Он явно считал, что раскусил меня. Он заглянул за кулисы, и никакое количество воркования и снеков не могли стереть то, что он увидел, – это было так же неизгладимо, как и первое столкновение с родительским сексом. И все же меня удивляло, насколько это открытие истинного лица его матери – ее порочности, ее жестокости – словно радовало его. Если он и узнал мой секрет, то этот секрет интересовал его гораздо больше, чем «три плюс два» наших скучных арифметических упражнений до «инцидента», и он искоса следил за своей матерью с совершенно новым чувством – я бы не назвала это прямо-таки уважением – с интересом. Да.
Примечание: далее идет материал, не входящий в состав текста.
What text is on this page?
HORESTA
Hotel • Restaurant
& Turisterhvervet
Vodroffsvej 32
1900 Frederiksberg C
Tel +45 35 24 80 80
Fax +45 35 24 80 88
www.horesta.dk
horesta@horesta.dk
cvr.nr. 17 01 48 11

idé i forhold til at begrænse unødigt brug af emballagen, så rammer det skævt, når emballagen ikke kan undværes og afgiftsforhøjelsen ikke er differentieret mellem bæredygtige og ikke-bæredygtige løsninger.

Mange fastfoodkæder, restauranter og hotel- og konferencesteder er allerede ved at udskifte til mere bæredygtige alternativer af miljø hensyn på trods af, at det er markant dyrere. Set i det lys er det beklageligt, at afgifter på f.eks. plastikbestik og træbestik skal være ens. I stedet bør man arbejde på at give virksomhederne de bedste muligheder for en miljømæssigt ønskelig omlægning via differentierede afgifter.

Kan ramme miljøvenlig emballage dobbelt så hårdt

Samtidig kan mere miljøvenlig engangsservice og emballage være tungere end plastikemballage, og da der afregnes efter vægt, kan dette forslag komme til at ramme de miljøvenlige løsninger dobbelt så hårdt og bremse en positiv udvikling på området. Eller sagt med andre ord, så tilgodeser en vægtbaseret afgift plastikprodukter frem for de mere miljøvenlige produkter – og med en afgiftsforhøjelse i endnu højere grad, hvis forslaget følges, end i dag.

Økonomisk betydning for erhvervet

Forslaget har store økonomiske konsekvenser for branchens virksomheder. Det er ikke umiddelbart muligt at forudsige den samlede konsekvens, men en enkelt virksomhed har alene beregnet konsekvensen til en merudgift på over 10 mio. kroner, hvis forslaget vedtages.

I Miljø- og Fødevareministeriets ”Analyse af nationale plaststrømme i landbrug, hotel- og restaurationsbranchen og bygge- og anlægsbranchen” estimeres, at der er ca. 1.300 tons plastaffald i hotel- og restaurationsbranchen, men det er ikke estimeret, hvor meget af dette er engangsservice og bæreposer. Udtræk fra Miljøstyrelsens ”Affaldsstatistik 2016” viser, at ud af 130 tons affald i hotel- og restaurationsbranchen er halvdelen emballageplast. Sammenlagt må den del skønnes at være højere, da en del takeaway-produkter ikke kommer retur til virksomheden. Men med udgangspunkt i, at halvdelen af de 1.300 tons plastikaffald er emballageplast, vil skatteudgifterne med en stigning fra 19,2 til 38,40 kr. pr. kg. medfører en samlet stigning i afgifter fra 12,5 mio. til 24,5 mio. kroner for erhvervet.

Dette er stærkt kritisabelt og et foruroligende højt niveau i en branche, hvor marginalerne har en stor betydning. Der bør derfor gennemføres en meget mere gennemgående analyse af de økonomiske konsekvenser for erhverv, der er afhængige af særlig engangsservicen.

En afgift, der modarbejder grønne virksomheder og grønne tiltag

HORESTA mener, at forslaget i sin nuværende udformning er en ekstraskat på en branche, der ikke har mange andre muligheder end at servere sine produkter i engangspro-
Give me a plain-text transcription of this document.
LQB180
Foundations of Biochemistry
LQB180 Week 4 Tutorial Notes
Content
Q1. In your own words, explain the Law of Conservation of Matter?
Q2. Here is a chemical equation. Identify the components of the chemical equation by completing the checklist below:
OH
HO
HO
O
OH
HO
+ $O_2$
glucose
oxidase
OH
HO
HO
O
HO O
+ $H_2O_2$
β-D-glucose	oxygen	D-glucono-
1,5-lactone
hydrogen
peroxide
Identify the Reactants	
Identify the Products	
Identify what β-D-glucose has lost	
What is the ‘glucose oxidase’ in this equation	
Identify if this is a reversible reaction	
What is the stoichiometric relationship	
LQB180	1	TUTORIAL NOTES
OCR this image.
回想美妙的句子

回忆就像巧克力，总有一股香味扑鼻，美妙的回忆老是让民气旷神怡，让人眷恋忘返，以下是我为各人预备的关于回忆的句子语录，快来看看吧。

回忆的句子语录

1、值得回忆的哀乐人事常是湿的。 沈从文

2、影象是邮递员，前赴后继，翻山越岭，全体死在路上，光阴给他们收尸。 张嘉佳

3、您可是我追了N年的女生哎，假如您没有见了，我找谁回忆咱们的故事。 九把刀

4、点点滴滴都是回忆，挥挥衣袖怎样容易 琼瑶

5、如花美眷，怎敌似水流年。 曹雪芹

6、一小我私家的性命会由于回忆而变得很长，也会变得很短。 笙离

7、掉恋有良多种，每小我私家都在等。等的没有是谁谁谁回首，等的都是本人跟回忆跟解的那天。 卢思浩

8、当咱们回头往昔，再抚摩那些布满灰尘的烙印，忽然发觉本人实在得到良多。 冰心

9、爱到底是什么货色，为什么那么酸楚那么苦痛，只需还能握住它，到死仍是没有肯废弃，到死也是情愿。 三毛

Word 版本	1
Что же касается нас с тобой, то еще до того лета я привыкла скрывать от тебя разные вещи, но по большей части это были мыслепреступления [169]: ужасающая пустота, которую я испытала, когда Кевин родился, мое отвращение к нашему дому. Все мы до некоторой степени оберегаем друг друга от какофонии ужасов в наших головах, но все же даже эти неуловимые недосказанности очень меня печалили. Но одно дело – помалкивать о том ужасе, который охватывал меня всякий раз, когда пора было забирать нашего сына из детского сада, и совсем другое – не сказать тебе: ах, да, кстати – я сломала ему руку. Какими бы отвратительными ни были мои мысли, они не занимали места в моем теле, в то время как хранение трехмерного секрета ощущалось так, словно я проглотила пушечное ядро.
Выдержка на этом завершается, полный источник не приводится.